Realidad virtual en hernia discal y cirugía de columna: qué aporta la inmersiva y qué la semi inmersiva
En la hernia discal, y todavía más cuando ya hay material implantado, el problema clínico rara vez es la falta de ejercicios disponibles. Es conseguir que el paciente se mueva con una dosis suficiente pese al dolor y al miedo, y sostenerlo semana tras semana. Ahí es donde los entornos virtuales tienen algo que decir, y conviene saber cuál elegir en cada momento.
Por el equipo de Rehametrics · Lectura de 13 min · Actualizado en 2026
Qué hace difícil el abordaje de la hernia discal
Buena parte de las hernias lumbares mejoran con tratamiento conservador, y no solo en la clínica: también en la imagen. Una revisión narrativa publicada en NeuroSci (2026;7(2):30) resume que entre la mitad y dos tercios de las hernias muestran al menos una reducción parcial en resonancias sucesivas durante el tratamiento conservador, y que la probabilidad depende bastante del tipo: los fragmentos secuestrados regresan con más frecuencia que las protrusiones contenidas. Son cifras de estudios observacionales, con la heterogeneidad que eso implica, pero apuntan en una dirección que conviene tener presente al plantear el plan.
La dificultad clínica, entonces, no suele estar en el pronóstico.
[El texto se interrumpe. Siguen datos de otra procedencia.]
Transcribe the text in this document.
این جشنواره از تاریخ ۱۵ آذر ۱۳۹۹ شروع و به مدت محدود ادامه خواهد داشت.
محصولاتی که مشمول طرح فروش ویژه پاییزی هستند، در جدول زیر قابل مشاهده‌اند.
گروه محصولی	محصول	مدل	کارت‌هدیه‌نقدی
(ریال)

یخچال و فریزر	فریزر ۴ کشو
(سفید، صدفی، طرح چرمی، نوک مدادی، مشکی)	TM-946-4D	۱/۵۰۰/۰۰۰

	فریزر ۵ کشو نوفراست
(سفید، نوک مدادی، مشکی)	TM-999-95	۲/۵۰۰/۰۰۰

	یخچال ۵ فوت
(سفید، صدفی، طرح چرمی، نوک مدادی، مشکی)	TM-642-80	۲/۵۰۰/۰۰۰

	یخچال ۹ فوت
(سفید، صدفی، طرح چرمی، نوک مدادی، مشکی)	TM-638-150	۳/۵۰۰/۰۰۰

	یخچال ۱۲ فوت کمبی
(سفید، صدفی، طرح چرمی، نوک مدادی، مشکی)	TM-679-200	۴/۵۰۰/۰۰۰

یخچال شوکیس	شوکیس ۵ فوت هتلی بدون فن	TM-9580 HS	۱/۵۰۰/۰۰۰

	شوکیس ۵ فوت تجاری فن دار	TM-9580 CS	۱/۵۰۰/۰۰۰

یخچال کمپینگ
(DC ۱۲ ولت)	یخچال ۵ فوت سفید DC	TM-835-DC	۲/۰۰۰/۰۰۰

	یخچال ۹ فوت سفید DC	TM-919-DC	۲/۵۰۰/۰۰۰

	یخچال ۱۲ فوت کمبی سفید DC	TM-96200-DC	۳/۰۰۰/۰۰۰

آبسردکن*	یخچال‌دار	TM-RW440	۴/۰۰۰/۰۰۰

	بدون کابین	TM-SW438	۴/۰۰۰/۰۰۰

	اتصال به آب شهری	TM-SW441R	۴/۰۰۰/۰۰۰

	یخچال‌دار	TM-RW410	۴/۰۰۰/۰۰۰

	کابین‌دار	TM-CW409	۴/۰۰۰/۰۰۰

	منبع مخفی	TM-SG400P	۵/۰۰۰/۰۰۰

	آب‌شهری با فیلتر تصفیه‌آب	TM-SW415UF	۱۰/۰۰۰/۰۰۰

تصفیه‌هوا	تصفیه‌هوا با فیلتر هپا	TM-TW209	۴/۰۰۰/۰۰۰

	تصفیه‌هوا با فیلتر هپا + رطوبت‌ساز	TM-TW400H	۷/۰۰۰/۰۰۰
Está en el tramo intermedio: semanas o meses en los que el paciente tiene dolor, a veces irradiado, y en los que el objetivo es que siga moviéndose con una dosis útil. Y ahí se acumulan tres problemas que cualquiera que trate columna reconoce.
- El miedo al movimiento. Un diagnóstico con la palabra "hernia" y una resonancia con imágenes llamativas empujan a la protección. El paciente reduce la flexión, evita coger peso y deja de hacer cosas que sí podría hacer.
- La dosis real que se completa. Entre lo que se pauta y lo que el paciente ejecuta en casa hay una distancia conocida, y en columna se agranda cuando cada repetición cuesta.
- La falta de referencias visibles de avance. Si la única vara de medir es el dolor de ese día, cualquier jornada mala se interpreta como retroceso.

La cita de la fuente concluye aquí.